What’s needed, and what people are looking for, in this info-saturated world is not just more information, but more useful, focused and targeted information. Instead of newspapers all trying to produce the same news for the same geographic audience, focus. That’s how Wall Street Journal and Financial Times, for example, have been able to charge for much of their content – they focus on the news that businessmen need now. If a publisher can provide knowledge, as opposed to just information, people will pay for it.

Just as general broadcast TV has given way to cable/satellite subscription services, providing more focused channel selections, so should publishers look to provide focused services that people will pay for. What’s more, such focused audiences provide a richer platform for advertisers.

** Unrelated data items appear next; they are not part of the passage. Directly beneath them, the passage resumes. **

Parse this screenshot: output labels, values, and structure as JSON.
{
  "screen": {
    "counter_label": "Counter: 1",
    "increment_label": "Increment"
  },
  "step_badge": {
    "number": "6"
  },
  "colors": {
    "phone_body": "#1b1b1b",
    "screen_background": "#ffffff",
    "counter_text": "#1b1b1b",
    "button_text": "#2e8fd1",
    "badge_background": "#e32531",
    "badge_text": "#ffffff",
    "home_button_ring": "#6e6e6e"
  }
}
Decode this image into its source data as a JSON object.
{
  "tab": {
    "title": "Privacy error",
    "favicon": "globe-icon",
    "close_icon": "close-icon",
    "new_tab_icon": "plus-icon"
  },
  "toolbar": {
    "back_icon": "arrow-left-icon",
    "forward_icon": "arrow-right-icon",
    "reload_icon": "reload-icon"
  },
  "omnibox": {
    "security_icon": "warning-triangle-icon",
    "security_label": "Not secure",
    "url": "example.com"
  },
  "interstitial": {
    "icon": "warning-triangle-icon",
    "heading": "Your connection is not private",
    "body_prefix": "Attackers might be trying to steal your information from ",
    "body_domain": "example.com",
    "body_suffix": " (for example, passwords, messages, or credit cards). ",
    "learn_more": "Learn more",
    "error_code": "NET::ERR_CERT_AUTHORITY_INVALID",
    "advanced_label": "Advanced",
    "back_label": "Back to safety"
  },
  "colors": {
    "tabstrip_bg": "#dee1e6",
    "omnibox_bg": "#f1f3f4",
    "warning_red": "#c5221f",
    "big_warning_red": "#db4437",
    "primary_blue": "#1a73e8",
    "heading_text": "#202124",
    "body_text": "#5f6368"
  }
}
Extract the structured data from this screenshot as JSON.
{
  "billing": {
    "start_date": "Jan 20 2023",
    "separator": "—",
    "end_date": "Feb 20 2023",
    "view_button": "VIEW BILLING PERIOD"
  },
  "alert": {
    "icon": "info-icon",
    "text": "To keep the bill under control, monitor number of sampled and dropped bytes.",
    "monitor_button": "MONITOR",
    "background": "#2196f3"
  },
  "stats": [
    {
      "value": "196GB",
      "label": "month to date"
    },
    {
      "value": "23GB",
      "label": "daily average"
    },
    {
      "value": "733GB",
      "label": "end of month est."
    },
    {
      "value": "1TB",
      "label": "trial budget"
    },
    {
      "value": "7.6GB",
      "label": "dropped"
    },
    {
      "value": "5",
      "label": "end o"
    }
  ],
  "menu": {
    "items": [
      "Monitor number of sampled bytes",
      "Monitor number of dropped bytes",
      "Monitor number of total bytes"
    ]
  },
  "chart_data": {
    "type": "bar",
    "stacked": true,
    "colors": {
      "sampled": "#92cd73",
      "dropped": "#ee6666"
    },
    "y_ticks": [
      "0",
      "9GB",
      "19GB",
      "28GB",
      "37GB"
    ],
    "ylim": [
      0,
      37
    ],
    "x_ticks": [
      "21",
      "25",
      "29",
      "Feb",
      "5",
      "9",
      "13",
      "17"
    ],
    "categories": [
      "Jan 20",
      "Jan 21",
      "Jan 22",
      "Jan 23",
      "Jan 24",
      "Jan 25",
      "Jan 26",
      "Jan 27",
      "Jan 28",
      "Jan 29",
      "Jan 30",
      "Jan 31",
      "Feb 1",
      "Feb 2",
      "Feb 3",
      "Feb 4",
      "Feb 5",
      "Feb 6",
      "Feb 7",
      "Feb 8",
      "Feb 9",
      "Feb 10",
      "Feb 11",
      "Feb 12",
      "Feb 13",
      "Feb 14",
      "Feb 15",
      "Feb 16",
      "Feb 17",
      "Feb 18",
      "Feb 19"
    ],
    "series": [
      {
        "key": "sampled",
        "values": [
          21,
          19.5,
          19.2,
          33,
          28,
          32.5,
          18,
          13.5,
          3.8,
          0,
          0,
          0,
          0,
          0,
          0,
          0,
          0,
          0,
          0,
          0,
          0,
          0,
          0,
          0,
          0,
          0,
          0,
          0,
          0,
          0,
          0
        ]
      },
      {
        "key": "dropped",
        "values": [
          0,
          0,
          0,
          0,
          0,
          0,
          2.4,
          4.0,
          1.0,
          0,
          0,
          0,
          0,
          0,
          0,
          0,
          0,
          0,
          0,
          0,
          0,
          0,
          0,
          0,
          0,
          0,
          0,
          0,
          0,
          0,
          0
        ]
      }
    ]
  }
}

I’m not for one moment suggesting that printing is dead – at least not for the foreseeable future. Like just about everyone else I speak with, there’s something about being able to read the printed word on paper that is far too appealing to me. A combination of convenience, feel, smell, I suppose. What I am suggesting is that publishers need to use technology to complement their print editions.

Knowledge has a shelf-life, and can be printed for future reference purposes (witness my stacks of magazines – National Geographic, Fast Company, Fortune, Plane & Pilot, Travel & Leisure, etc.). News, or information, is immediate and best consumed quickly – and this is where the electron should play its part (whether Internet or Broadcast). But, again, there’s no reason electronic media should not drive its audience to print, and vice-versa. I see them as, ideally, complementary rather than simply competing.

News media, rather than cutting journalists, should seek out the best they can find and encourage them to provide knowledge as well as information. Magazines should give tantalizing glimpses of what they offer to an online audience, while encouraging them to subscribe to the printed word (after all, for example, aren’t the images in a National Geographic magazine so much better than those online?). Broadcast media should encourage audiences to seek out more information than they can cover in the broadcast, driving audiences online and to print for this knowledge. And, of course, printed media should not be shy of encouraging readers to enrich their knowledge through broadcast segments, internet updates and the like.

We talk about mankind’s knowledge increasing at an exponential rate, but I suspect that much of this is just the same bits of information being repeated over and over again. We have the tools for a much richer information and knowledge environment and we should use them.